Sunil Kumar v. State of Arkansas
This text of 2024 Ark. App. 153 (Sunil Kumar v. State of Arkansas) is published on Counsel Stack Legal Research, covering Court of Appeals of Arkansas primary law. Counsel Stack provides free access to over 12 million legal documents including statutes, case law, regulations, and constitutions.
Opinion
Cite as 2024 Ark. App. 153 ARKANSAS COURT OF APPEALS DIVISION III No. CR-23-208
Opinion Delivered February 28, 2024
SUNIL KUMAR APPELLANT APPEAL FROM THE MILLER COUNTY CIRCUIT COURT V. [NO. 46CR-16-379]
STATE OF ARKANSAS HONORABLE WREN AUTREY, APPELLEE JUDGE
AFFIRMED IN PART; DISMISSED IN PART
MIKE MURPHY, Judge
A Miller County jury found appellant Sunil Kumar guilty of possession of cocaine (a
Class B felony), possession of Xanax (a Class A misdemeanor), possession of marijuana (a
Class A misdemeanor), and reckless driving (a Class B misdemeanor). He was sentenced to
a total of thirty years in the Arkansas Division of Correction and given three days’ jail-time
credit. This is a direct appeal in which Kumar appears pro se. On appeal, he argues that the
circuit court did not correctly afford him jail-time credit and that his sentence was
unconstitutional. Neither argument is preserved, and we affirm in part and dismiss in part.
Only a brief procedural history is necessary. On June 25, 2018, the State and Kumar’s
counsel announced ready for trial; twelve jurors and an alternate were selected and seated.
After a recess in chambers, the defense advised the court that Kumar had agreed to a plea agreement. Defense counsel sought permission to plead Kumar the following day before a
different judge, to allow Kumar time to raise money for fines and costs; the court granted
counsel’s request and allowed Kumar to remain free on bond.
Kumar did not show up the next day.
Over defense counsel’s objection, the circuit court proceeded with the trial without
Kumar, and the jury convicted Kumar in absentia on all charges. He was sentenced as a
habitual offender, but Kumar had disappeared. He did not resurface again until 2021 when
he was booked into a jail in Caddo Parish, Louisiana, on theft charges. Arkansas authorities
were able to place a hold on him. However, before Kumar could be transferred to Arkansas,
he had to first resolve some criminal charges in Allen County, Texas. Kumar was taken into
custody in Arkansas on January 9, 2023, held without bond on a separate case, and formally
sentenced in the case before us today on February 7, 2023. The sentencing order was entered
February 17, and Kumar timely appealed.
On appeal, Kumar argues that the court did not correctly calculate or apply jail-time
credit due and that the length of his sentence amounts to cruel and unusual punishment.

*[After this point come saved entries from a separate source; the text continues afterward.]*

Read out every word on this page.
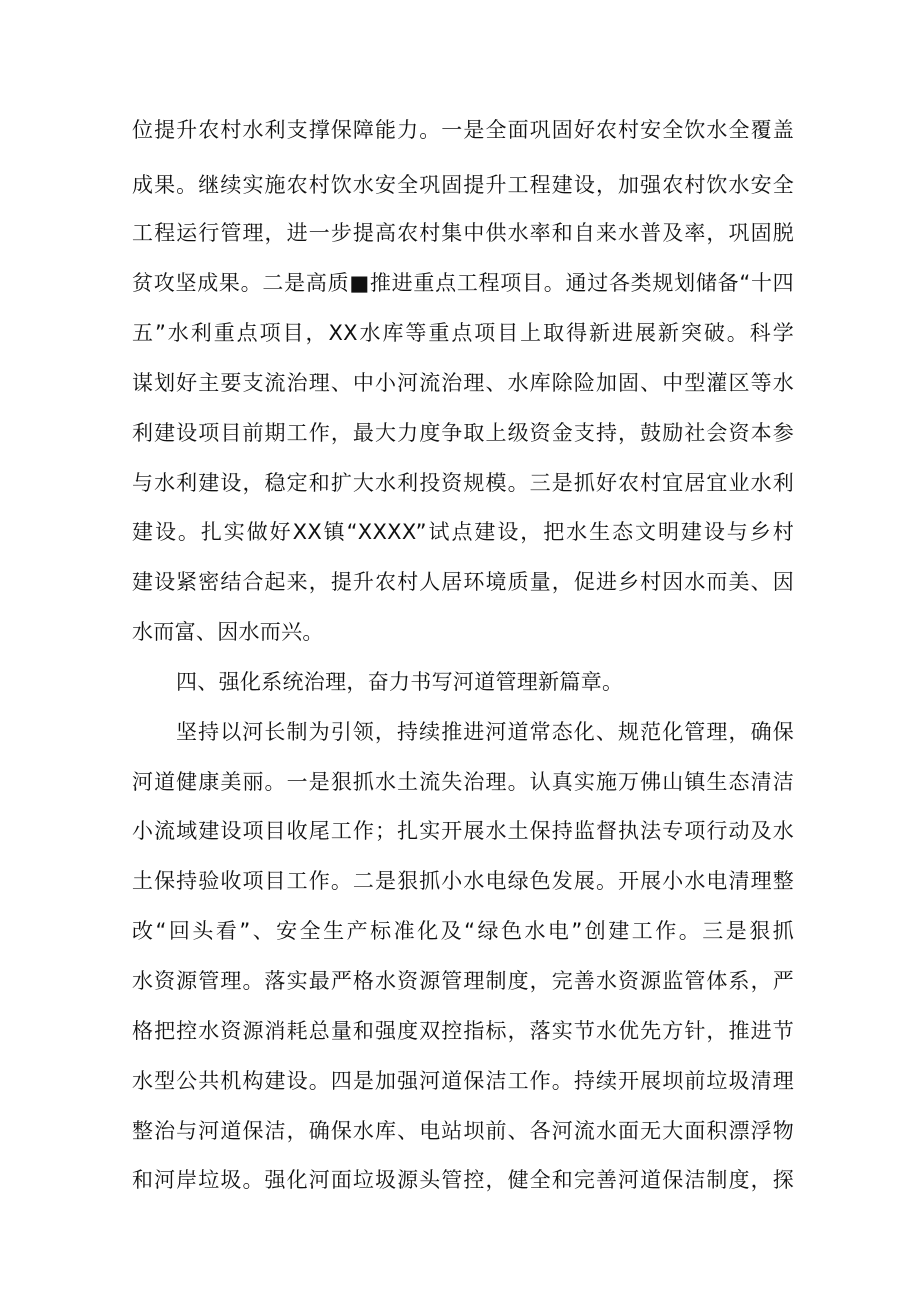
位提升农村水利支撑保障能力。一是全面巩固好农村安全饮水全覆盖
成果。继续实施农村饮水安全巩固提升工程建设，加强农村饮水安全
工程运行管理，进一步提高农村集中供水率和自来水普及率，巩固脱
贫攻坚成果。二是高质■推进重点工程项目。通过各类规划储备“十四
五”水利重点项目，XX水库等重点项目上取得新进展新突破。科学
谋划好主要支流治理、中小河流治理、水库除险加固、中型灌区等水
利建设项目前期工作，最大力度争取上级资金支持，鼓励社会资本参
与水利建设，稳定和扩大水利投资规模。三是抓好农村宜居宜业水利
建设。扎实做好XX镇“XXXX”试点建设，把水生态文明建设与乡村
建设紧密结合起来，提升农村人居环境质量，促进乡村因水而美、因
水而富、因水而兴。
四、强化系统治理，奋力书写河道管理新篇章。
坚持以河长制为引领，持续推进河道常态化、规范化管理，确保
河道健康美丽。一是狠抓水土流失治理。认真实施万佛山镇生态清洁
小流域建设项目收尾工作；扎实开展水土保持监督执法专项行动及水
土保持验收项目工作。二是狠抓小水电绿色发展。开展小水电清理整
改“回头看”、安全生产标准化及“绿色水电”创建工作。三是狠抓
水资源管理。落实最严格水资源管理制度，完善水资源监管体系，严
格把控水资源消耗总量和强度双控指标，落实节水优先方针，推进节
水型公共机构建设。四是加强河道保洁工作。持续开展坝前垃圾清理
整治与河道保洁，确保水库、电站坝前、各河流水面无大面积漂浮物
和河岸垃圾。强化河面垃圾源头管控，健全和完善河道保洁制度，探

Kumar’s first point regarding jail-time credit is not preserved. Nothing in the record
before us today indicates that Kumar raised a jail-time-credit objection or argument to the
circuit court. Jail-time credit arguments are reviewable on direct appeal, but only when the
issue was raised in the original proceeding. Weatherford v. State, 2019 Ark. App. 536, at 3,
590 S.W.3d 172, 174. Kumar contends that because his argument concerns an illegal
sentence, it may be challenged at any time.

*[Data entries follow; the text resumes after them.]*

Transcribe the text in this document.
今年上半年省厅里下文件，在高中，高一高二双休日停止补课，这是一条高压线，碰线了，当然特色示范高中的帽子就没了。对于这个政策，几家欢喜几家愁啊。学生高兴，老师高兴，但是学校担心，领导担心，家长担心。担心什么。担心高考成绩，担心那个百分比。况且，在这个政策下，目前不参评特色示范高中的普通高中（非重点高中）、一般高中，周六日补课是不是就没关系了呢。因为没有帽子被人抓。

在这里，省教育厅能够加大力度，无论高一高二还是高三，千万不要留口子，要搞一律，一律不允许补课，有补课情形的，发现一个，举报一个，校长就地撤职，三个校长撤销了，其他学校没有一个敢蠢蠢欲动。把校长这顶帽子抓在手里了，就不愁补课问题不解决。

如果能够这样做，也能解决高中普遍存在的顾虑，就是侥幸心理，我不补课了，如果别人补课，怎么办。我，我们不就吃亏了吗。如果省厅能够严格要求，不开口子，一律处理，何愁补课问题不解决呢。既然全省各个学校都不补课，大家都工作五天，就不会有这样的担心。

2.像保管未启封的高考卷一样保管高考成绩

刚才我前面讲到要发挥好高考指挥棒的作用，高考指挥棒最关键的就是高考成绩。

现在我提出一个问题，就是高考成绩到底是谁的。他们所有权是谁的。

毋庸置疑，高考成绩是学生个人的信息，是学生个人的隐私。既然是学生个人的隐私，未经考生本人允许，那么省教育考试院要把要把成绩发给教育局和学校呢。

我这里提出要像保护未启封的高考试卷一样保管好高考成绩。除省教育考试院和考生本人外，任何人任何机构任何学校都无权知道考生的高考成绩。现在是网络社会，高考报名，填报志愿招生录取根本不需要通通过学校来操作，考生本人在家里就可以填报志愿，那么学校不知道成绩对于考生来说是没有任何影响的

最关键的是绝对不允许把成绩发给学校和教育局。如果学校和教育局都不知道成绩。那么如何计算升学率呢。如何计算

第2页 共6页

2 A challenge to jail-time credit, however, is not a challenge to an illegal sentence but
rather a challenge to a sentence imposed in an illegal manner. Cooley v. State, 322 Ark. 348,
350–51, 909 S.W.2d 312, 313 (1995). The former may be challenged any time, the latter
must first be raised at the circuit court level. Kumar’s sentence is not illegal on its face because
it is within the maximum prescribed by law. He is not, however, completely foreclosed from
relief: if a request for jail-time credit was not raised in the original proceeding, then a claim
that the sentence was imposed in an illegal manner may still be raised in a Rule 37 petition.
Ark. R. Crim. P. 37.2(c)(ii); Cooley, supra. The appeal as it relates to the jail-time credit
argument is dismissed.
Kumar’s second point on appeal is that his thirty-year sentence is grossly
disproportionate to his cocaine-possession offense in violation of the Eighth Amendment.
Kumar did not challenge the constitutionality of his sentence below, so this point, too, is
unpreserved. We have consistently held that we will not consider issues raised for the first
time on appeal, even constitutional ones. See A.J.A. v. State, 2019 Ark. App. 464, 588 S.W.3d
92. Accordingly, we decline to consider the merits. Anderson v. State, 2024 Ark. App. 79. The
appeal as it relates to the Eighth Amendment argument is affirmed.
Affirmed in part; dismissed in part.
HARRISON, C.J., and WOOD, J., agree.
Sunil Kumar, pro se appellant.
Tim Griffin, Att’y Gen., by: Christian Harris, Ass’t Att’y Gen., for appellee.